Now, however, reports about harms and adverse outcomes about pharmacy prescribing from doctors continue to fall on deaf ears.
Repeated requests from RACGP for funding to have pharmacists working alongside GPs withing the clinical governance framework of general practice have also not been heard, and that’s despite the government warning GPs to set up multi-disciplinary teams or risk being left behind.
What’s a GP to do?
We’re at a crossroads. I do not want to work in or be treated as a patient in a system that resembles the NHS.
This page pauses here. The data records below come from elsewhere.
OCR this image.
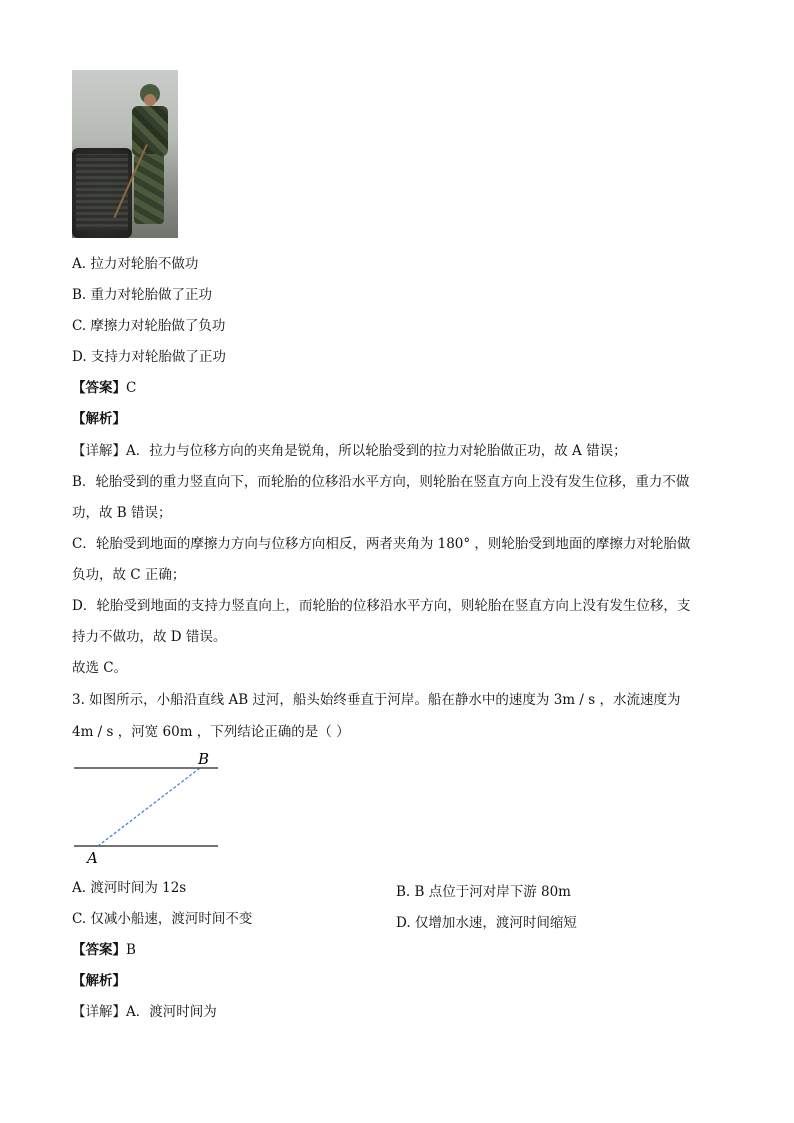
A. 拉力对轮胎不做功
B. 重力对轮胎做了正功
C. 摩擦力对轮胎做了负功
D. 支持力对轮胎做了正功
【答案】C
【解析】
【详解】A．拉力与位移方向的夹角是锐角，所以轮胎受到的拉力对轮胎做正功，故 A 错误；
B．轮胎受到的重力竖直向下，而轮胎的位移沿水平方向，则轮胎在竖直方向上没有发生位移，重力不做
功，故 B 错误；
C．轮胎受到地面的摩擦力方向与位移方向相反，两者夹角为 180° ，则轮胎受到地面的摩擦力对轮胎做
负功，故 C 正确；
D．轮胎受到地面的支持力竖直向上，而轮胎的位移沿水平方向，则轮胎在竖直方向上没有发生位移，支
持力不做功，故 D 错误。
故选 C。
3. 如图所示，小船沿直线 AB 过河，船头始终垂直于河岸。船在静水中的速度为 3m / s ，水流速度为
4m / s ，河宽 60m ，下列结论正确的是（ ）
B
A
A. 渡河时间为 12s	B. B 点位于河对岸下游 80m
C. 仅减小船速，渡河时间不变	D. 仅增加水速，渡河时间缩短
【答案】B
【解析】
【详解】A．渡河时间为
We must also recognise that the system needs changing, funding needs to move on from its 1984-based thinking, chronic and complex care needs to be managed appropriately, and a sustainable system must be designed.
We’ve been saying it for decades: a rational healthcare system has a flourishing general practice and a commitment to managing patients wherever possible in their communities and away from hospitals. The international literature is so clear on this, it screams the truth of it from all around the world.
The single biggest issue is it is so very easy to disparage and undermine what a GP does because it is poorly understood, it is difficult to demonstrate all the bad things you stop from happening, and if you don’t know better, you might think you can divide a person’s health into a series of finite tasks that can be delivered in disparate services throughout a dysfunctional system.
We could watch and wait and when it all falls apart say “we told you so”.
But I’d prefer to wrest back respect and recognition for my noble profession, assert the enormous super-power of the highly trained medical generalist, decline the invitation to endorse a dysfunctional model and instead offer up a sincere commitment to co-designing a primary care that will realise its potential to make Australian’s healthy and its health system exemplary.
We have the best healthcare system in the world. Any change we make must be certain to deliver better outcomes and not squander what we have.
Dr Anita Muñoz is a GP and chair of the Victoria Faculty, Royal Australian College of General Practitioners.